Recently this blog has gone from being a once-a-week posting to once a month. Its been hard to find time to write, as I’ve been juggling my job with looking after a small person and a big one, as theres been a lot of illness at home. Plus I’ve been juggling deadlines and fitting in making a new piece of work for a show that opened last week.
My practice has been increasingly mobile, as for the past 2 months I have been without a studio, so I’ve been working in cafes when Abie is napping, or on the sofa after he’s in bed. At a family gathering I was making an embroidery piece sat on the sofa and a relative remarked how I looked like a ‘prim and proper lady’. This made me think about how certain traditions of crafting are viewed as typically feminine by others (men) and as somehow inert, and how in fact they enable you to sit there overhearing conversations and thinking improper thoughts.
I’ve thought again about the quote about the pram in the hall being the enemy of good art and have recently read about how what makes people ‘great’ artists is being able to be focused and not get distracted. It is hard for me to find focused time but when I do have time I use it in as focused a way as I can. And I’m also trying to work with the distractions.I realise increasingly how much time and space to work are privileges.

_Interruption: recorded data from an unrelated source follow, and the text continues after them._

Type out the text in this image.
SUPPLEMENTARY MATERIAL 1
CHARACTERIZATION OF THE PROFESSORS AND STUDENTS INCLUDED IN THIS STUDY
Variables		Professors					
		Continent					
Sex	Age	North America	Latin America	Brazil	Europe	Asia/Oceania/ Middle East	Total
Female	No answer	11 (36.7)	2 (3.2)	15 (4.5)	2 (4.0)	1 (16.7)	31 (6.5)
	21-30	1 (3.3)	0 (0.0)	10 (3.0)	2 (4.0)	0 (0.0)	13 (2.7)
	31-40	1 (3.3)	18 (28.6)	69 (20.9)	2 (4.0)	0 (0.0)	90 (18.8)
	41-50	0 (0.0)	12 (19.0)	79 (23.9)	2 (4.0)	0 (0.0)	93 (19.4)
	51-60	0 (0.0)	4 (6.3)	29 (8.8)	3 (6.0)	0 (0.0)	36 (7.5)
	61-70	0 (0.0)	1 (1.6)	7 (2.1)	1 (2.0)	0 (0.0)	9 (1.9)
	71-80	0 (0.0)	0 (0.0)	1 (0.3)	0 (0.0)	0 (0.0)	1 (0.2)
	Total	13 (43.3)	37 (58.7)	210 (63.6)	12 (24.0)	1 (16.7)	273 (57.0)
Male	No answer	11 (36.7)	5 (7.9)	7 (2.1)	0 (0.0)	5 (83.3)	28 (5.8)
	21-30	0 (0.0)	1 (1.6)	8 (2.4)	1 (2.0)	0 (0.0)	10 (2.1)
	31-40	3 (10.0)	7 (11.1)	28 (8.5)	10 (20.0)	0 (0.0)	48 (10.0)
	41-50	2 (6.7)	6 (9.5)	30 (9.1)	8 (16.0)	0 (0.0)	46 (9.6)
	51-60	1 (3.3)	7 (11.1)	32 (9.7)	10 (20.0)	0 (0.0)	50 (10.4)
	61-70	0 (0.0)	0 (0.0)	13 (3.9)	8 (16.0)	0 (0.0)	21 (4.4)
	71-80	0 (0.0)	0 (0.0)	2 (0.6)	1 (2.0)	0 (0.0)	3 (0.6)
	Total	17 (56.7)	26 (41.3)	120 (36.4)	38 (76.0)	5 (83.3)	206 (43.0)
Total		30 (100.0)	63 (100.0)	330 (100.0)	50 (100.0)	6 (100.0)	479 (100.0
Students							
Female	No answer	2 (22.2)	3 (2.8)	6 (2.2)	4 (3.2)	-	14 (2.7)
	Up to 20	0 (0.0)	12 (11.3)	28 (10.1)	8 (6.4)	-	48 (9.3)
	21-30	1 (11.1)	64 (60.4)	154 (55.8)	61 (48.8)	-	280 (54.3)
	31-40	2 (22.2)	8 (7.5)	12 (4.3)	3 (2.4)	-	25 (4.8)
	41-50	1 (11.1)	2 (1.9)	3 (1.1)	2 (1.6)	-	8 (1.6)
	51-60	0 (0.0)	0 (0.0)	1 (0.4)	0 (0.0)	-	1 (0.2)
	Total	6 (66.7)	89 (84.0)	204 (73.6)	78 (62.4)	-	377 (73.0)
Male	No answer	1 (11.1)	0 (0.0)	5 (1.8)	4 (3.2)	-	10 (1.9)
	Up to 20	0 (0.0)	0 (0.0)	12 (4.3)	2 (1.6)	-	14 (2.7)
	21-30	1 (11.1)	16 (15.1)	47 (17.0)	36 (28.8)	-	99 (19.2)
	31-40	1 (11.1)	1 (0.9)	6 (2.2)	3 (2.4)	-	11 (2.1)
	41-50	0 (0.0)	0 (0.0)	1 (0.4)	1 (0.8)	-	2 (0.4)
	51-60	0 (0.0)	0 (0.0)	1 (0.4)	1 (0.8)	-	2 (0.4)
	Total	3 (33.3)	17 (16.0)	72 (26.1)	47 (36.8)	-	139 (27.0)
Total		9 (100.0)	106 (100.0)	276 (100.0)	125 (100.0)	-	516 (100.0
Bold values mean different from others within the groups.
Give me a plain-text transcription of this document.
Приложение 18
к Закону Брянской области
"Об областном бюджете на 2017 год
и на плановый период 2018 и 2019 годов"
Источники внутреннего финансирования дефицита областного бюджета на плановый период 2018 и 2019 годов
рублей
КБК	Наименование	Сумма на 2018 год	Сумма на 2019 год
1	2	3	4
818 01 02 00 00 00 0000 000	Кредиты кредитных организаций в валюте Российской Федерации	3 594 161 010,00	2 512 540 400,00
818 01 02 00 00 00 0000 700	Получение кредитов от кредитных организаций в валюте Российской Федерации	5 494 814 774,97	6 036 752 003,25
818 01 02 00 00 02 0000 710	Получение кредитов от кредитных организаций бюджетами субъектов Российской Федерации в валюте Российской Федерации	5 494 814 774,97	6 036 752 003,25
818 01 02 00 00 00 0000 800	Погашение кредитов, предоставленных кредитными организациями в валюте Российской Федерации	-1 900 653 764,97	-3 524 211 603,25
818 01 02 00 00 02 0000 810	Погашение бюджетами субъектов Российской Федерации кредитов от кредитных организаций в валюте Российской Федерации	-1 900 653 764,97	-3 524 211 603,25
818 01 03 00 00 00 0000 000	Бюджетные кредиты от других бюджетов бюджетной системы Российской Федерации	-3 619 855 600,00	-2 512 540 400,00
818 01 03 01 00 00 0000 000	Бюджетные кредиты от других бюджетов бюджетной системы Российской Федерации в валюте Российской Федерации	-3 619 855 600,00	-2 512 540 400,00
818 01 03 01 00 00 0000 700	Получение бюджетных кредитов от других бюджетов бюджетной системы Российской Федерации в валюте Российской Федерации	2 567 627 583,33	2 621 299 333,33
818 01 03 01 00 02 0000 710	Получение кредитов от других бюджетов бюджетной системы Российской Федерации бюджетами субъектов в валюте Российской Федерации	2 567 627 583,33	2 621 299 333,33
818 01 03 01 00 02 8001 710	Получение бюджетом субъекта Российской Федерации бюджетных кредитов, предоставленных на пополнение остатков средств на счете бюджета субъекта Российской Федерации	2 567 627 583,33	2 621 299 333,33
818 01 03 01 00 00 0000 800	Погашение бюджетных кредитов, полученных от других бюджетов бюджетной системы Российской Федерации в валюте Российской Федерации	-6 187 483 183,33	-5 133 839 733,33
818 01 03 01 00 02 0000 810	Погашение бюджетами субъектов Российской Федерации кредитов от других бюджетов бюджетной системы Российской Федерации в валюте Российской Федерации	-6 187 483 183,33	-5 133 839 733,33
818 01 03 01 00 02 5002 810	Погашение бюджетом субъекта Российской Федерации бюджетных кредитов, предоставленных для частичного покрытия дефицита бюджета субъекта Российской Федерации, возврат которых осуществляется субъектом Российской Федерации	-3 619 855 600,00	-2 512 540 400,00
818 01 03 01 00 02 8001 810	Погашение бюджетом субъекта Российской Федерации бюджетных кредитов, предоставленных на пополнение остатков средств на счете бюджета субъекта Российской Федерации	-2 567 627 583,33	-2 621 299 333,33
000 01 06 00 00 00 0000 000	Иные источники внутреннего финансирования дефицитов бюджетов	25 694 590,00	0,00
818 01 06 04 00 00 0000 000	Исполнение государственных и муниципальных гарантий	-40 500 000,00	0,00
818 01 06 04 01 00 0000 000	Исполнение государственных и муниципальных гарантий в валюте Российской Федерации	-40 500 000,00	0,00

Abie’s playing has expanded beyond the field of the playmat, so I decided to draw the scattering of objects across the whole of our downstairs. He’s been really into displacing objects, shoes, bottles, spices, whatever he can get his hands on. This week he found a box of tea which he deconstructed, scattered and ate through the tea bags resulting in an interesting pattern of leaves. Now it looks like we are moving house in the new year, a further displacement is on the horizon. I’ve also got a new studio space. All this feels both unsettling and also exciting: the process of sorting, clearing, packing and moving opening up new spaces and possibilities.